Notvorrat für würzige Ferien (engl. Originalversion der Kolumne in der htr hotel revue vom 21.05.2015)
Only one thing is a hundred percent certain. That you’ll forget something you need. And you won’t realise what you’ve forgotten – iPad, extra credit card, keys to the holiday villa – until you’re halfway to the airport, necessitating split-second decision-making. Is it more cost-effective to race home, pick the thing up and miss your flight, or to forge on to your destination, arrive on time, and then try to find a local locksmith willing to answer a call-out on a Sunday?
As we get older, so we get slower: our bodies, our memories. Last week, feeling about a hundred years old after a tough few weeks at work, I sat dazedly in a taxi on the way to Berlin Tegel. I mentally ran through the essentials and – for once – actually believed I had them all. Passport, check! Phone recharger, check! Credit cards, change, suitable shoes: check-check-check! My false security lasted for hours, as I lay half-comatose in the back row of an Aegean Boeing, staring out at clouds towering like ancient marble pillars.
In fact, my clapped-out memory didn’t have the ‘Oh My God’ moment until I was well on my way into Athens, tawny hills and olive trees flashing by, a warm wind whipping my hair into a birds-nest, and the taxi driver with melting brown eyes and limited geographical knowledge asking where I was born. ‘New Zealand’ (met with a melting blank stare) became ‘Close to Australia’, which became ‘South Pacific’. After that it was a hop, skip and jump to ‘Asia’, leading to ‘Asian food’ (lunch on the plane had been meagre), leading to ‘sushi’ and ‘wasabi’ – leading to me sitting bolt upright in dismay. I’d finally remembered what I’d forgotten.

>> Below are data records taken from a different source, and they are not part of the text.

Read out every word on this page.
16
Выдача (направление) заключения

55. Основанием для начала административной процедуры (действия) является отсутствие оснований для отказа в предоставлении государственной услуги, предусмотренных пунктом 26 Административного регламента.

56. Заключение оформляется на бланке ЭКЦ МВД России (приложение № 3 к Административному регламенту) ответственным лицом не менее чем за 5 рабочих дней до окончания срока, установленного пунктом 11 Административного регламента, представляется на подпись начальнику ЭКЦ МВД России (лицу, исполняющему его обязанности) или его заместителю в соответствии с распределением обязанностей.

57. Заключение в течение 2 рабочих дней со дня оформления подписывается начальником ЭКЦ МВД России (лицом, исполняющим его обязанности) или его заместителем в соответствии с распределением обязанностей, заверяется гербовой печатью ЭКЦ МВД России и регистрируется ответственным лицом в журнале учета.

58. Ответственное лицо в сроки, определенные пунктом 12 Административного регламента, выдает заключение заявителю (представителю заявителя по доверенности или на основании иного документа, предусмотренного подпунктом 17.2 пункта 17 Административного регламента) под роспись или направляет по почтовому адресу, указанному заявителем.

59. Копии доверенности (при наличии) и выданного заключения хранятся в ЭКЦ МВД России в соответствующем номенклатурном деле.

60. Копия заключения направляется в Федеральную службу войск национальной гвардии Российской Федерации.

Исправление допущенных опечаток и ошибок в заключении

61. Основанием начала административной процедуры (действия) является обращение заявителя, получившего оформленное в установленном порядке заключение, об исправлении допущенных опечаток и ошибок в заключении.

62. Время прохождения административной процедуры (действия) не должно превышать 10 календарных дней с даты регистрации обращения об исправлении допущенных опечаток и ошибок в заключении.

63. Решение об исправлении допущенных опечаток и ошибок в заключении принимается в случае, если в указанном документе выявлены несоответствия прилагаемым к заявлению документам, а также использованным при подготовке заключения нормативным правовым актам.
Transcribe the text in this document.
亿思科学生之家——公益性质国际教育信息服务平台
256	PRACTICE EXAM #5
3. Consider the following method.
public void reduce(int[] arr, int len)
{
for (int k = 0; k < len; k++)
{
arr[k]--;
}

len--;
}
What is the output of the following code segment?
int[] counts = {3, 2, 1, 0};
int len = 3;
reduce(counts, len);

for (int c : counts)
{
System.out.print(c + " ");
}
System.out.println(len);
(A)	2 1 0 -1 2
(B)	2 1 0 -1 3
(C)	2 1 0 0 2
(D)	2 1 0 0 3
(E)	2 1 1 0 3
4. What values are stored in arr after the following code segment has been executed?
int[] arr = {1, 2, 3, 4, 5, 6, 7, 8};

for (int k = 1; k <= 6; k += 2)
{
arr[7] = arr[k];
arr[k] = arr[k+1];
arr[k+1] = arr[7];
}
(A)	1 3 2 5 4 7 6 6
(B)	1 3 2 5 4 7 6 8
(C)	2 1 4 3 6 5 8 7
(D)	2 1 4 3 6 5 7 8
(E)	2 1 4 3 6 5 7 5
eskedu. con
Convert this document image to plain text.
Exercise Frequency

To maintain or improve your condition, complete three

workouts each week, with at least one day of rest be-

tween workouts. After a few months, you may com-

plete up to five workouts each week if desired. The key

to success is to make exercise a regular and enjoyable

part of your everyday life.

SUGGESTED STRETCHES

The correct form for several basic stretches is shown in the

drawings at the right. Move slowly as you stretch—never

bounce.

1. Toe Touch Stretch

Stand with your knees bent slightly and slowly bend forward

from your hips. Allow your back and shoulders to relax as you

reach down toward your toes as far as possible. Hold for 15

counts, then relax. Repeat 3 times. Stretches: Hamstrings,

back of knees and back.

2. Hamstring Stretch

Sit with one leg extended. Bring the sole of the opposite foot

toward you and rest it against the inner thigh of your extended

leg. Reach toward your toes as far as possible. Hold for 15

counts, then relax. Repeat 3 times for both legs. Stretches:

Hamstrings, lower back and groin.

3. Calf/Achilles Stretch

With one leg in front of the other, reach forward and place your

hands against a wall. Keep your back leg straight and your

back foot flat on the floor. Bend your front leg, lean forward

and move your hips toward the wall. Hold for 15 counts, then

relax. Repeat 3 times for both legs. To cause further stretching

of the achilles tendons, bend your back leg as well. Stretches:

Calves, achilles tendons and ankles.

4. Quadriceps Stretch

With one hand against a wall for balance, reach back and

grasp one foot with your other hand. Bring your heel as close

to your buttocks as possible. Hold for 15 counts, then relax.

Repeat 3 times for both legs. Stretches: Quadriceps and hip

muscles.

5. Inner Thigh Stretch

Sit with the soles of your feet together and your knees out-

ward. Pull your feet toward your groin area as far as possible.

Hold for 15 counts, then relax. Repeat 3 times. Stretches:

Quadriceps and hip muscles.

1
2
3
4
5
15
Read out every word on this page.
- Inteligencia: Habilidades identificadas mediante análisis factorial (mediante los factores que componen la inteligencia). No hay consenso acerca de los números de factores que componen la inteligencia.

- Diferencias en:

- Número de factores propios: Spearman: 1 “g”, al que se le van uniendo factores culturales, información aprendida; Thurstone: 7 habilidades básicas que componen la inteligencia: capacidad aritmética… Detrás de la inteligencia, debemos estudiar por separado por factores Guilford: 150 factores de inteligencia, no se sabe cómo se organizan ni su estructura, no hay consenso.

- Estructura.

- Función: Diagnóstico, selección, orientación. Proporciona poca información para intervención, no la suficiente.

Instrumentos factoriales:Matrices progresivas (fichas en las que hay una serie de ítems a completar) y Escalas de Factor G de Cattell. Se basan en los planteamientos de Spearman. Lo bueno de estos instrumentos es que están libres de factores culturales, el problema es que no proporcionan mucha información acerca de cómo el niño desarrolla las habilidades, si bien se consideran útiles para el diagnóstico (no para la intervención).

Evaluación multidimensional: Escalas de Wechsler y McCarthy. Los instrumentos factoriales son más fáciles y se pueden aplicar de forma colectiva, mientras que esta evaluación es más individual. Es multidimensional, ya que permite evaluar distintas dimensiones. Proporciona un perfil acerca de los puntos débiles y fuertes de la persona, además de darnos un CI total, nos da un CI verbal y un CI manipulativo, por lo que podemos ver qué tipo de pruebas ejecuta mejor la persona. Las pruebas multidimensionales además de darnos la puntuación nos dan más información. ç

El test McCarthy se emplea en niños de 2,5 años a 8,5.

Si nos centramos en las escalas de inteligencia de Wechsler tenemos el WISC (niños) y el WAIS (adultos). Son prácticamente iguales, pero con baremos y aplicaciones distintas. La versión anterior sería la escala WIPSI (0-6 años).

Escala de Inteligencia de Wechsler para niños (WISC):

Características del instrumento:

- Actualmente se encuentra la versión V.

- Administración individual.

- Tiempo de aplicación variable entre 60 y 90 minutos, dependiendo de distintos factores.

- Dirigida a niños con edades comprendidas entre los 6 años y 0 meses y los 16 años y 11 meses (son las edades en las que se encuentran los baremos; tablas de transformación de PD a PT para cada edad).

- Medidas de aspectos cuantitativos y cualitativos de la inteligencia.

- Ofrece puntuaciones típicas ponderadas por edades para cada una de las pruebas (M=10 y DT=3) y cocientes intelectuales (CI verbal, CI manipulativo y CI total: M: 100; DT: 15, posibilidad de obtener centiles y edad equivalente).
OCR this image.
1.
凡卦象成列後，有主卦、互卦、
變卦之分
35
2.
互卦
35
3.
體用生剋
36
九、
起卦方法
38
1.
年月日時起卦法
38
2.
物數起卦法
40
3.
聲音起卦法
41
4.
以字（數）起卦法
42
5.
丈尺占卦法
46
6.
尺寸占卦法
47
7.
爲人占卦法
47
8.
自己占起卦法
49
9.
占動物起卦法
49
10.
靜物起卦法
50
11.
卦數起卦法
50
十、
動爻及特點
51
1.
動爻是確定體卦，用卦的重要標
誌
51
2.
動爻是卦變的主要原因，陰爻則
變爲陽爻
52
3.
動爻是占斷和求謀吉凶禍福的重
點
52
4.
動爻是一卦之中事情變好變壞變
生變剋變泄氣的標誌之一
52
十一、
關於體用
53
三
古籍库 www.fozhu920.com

Anyone familiar with this column will know I have a longstanding love affair with Greece, where men are the right mix of melting and macho, where the air is silkier and the yoghurt creamier; where tomatoes really do taste like tomatoes and you think ‘How wonderful!’… until… until…
For this is the fly in the ointment, the hitch in my ever-hopeful plans to keep missing planes home and stay in Greece forever. Greek cuisine, let’s face it, can become a little monotonous. After marvelling over moussaka, drooling over dolmades and relishing a hundred spectacular tomatoes for a while, suddenly I find myself pining for spice. As the hundred-and-first wonderful tomato hits my plate, I’m dying for an intravenous chilli shot. A zingy burst of lemongrass, an eye-watering hit of wasabi –but above all a long, slow, syrupy drizzle of black-gold soy.
Thus, like a fussy octogenarian who travels with special dietary needs, I’ve started bringing Kikkoman sauce to Greece. Crazy, I know, but it’s better than ending my holiday staring at luscious stuffed peppers with something close to hatred. With Kikkoman in my bag, I’m a happy holidayer. Without it? I’m sitting wild-eyed in a taxi, desperately asking the geographically challenged taxi driver if he knows any Asian foodstores in Athens and promising him an outrageously large tip if he’ll take me there, pronto.